The country’s MP for Lapland Mikko Karna has said that he intends to submit a motion to the Finnish parliament recognising the new fledgling country.
Mr Karna, who is part of the ruling Centre Party, led by Prime Minister Juha Sipila, also sent his congratulations to Catalonia after the regional parliament voted earlier today on breaking away from the rest of Spain.
Should Finland officially recognise the new state of Catalonia this will be yet another body blow to the the EU which has firmly backed the continuation of a unified Spain under the control of Madrid.
European Commission President Jean-Claude Juncker warned today that “cracks” were appearing in the bloc due to the seismic events in Catalonia that were causing ruptures through the bloc.
Mr Juncker spoke in favour of unity. He said: “I do not want a situation where, tomorrow, the European Union is made up of 95 different states. We need to avoid splits, because we already have enough splits and fractures and we do not need any more.”
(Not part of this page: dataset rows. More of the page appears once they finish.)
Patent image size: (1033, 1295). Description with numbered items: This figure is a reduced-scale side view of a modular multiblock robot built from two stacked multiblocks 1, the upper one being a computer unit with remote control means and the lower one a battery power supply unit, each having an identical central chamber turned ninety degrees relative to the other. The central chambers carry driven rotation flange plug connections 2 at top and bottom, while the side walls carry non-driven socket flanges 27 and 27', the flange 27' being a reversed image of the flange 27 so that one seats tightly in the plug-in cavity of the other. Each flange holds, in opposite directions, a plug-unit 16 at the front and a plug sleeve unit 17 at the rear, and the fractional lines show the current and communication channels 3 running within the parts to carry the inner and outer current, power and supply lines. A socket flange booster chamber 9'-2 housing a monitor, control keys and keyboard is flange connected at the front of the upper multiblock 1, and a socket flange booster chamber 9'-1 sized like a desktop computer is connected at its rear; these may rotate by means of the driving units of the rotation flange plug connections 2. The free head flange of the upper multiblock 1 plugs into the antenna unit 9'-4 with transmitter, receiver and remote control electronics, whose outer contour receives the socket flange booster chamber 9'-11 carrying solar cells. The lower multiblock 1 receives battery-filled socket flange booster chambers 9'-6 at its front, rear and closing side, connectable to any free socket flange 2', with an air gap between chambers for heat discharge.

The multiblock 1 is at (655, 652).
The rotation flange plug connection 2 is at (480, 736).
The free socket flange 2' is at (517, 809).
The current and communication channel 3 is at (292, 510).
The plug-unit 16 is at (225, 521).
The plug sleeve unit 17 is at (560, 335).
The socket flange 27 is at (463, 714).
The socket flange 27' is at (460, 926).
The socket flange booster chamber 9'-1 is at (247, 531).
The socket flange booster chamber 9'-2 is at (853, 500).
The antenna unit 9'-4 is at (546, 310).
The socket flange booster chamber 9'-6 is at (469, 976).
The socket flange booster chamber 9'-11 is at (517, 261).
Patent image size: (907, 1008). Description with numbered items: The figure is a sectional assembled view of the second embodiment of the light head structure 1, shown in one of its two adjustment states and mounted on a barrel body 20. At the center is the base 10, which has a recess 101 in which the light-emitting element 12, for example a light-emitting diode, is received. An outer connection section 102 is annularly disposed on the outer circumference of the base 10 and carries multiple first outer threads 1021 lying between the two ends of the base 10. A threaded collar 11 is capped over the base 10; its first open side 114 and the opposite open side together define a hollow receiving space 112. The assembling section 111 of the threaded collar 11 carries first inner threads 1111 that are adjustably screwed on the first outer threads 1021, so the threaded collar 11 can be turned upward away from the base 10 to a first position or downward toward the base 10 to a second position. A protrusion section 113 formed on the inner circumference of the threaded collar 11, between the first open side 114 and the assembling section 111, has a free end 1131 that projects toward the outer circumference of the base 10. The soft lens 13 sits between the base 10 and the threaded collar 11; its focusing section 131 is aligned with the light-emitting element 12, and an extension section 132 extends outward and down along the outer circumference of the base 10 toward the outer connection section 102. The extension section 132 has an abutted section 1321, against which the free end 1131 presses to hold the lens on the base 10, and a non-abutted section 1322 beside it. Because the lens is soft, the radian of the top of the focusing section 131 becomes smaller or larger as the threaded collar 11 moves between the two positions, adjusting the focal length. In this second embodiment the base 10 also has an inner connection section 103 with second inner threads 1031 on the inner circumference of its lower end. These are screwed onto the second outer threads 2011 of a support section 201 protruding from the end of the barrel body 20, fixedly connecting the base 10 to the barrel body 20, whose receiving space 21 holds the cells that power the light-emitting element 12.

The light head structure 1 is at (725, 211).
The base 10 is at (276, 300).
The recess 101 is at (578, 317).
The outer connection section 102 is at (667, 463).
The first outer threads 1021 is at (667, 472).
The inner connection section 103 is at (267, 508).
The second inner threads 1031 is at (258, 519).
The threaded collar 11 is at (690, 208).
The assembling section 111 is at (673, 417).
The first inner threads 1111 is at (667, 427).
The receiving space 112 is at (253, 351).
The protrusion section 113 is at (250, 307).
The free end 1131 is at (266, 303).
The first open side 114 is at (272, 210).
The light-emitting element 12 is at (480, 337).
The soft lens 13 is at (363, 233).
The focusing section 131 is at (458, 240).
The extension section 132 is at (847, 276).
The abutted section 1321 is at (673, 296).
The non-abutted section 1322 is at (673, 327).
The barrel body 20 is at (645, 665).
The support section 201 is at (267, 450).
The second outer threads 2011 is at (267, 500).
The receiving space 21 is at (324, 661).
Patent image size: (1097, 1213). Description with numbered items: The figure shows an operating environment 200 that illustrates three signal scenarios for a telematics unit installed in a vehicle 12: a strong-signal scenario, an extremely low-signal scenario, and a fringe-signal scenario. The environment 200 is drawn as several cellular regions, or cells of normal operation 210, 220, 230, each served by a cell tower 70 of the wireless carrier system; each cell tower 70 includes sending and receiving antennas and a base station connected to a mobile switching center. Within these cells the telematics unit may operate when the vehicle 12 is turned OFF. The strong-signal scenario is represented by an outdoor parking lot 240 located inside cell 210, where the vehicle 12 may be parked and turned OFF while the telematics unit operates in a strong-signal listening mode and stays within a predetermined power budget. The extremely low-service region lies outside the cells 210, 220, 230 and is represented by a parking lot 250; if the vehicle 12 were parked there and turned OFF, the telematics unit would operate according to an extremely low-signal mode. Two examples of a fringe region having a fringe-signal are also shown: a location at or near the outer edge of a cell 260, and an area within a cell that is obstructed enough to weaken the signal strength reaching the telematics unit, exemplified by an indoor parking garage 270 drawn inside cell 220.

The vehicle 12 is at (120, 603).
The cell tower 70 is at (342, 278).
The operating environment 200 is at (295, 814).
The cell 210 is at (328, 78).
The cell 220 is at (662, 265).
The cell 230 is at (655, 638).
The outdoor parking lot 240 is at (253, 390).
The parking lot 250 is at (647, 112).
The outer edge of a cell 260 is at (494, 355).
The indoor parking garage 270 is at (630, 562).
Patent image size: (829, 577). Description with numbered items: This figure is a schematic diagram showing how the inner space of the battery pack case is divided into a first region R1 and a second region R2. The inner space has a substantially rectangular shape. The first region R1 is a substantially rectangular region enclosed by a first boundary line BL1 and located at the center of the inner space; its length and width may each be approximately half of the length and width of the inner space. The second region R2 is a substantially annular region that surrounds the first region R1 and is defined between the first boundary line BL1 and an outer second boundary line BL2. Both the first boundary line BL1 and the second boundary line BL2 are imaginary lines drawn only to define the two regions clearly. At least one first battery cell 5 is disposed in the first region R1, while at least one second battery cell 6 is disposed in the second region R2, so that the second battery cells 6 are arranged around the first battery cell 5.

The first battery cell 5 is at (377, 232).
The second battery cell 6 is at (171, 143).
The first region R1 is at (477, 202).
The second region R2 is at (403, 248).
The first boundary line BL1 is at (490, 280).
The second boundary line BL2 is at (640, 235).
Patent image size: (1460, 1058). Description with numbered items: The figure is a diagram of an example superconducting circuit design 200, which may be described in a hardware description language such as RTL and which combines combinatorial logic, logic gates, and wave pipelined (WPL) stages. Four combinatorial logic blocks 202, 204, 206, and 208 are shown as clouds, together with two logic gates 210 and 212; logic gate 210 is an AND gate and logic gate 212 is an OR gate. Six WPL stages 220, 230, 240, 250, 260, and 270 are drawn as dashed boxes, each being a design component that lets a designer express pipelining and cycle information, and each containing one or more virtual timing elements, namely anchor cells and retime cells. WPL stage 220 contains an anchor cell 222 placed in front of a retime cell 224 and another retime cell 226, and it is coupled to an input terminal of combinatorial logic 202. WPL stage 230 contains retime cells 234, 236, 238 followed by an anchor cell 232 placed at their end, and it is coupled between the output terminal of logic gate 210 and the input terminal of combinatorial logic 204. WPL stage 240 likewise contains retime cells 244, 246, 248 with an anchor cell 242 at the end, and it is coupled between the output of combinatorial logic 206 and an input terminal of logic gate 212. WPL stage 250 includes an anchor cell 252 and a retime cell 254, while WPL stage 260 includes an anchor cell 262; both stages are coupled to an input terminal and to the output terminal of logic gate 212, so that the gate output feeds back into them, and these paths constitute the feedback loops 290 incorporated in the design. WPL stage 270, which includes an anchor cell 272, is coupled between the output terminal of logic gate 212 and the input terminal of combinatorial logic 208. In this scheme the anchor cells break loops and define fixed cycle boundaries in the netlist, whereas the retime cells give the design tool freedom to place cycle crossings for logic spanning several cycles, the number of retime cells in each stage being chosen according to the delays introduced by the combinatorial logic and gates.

The Scottish Government has also sent a message of support, saying that Catalonia “must have” the ability to determine their own future.
Scotland, of course, is itself considering secession from the UK, which recently voted to leave the European Union.
The political class, meanwhile, is trying to figure out where it went wrong. See the New York Times’ recent What Is a Nation in the 21st Century?
If the combination of long-term financial mismanagement and sudden technological change really has made large, multi-cultural nations dispensable, then some of them are going to fragment. This in turn will contribute to the failure of the fiat currency/fractional reserve banking system that’s ruining global finance. Poetic justice for sure, but of an extremely messy kind.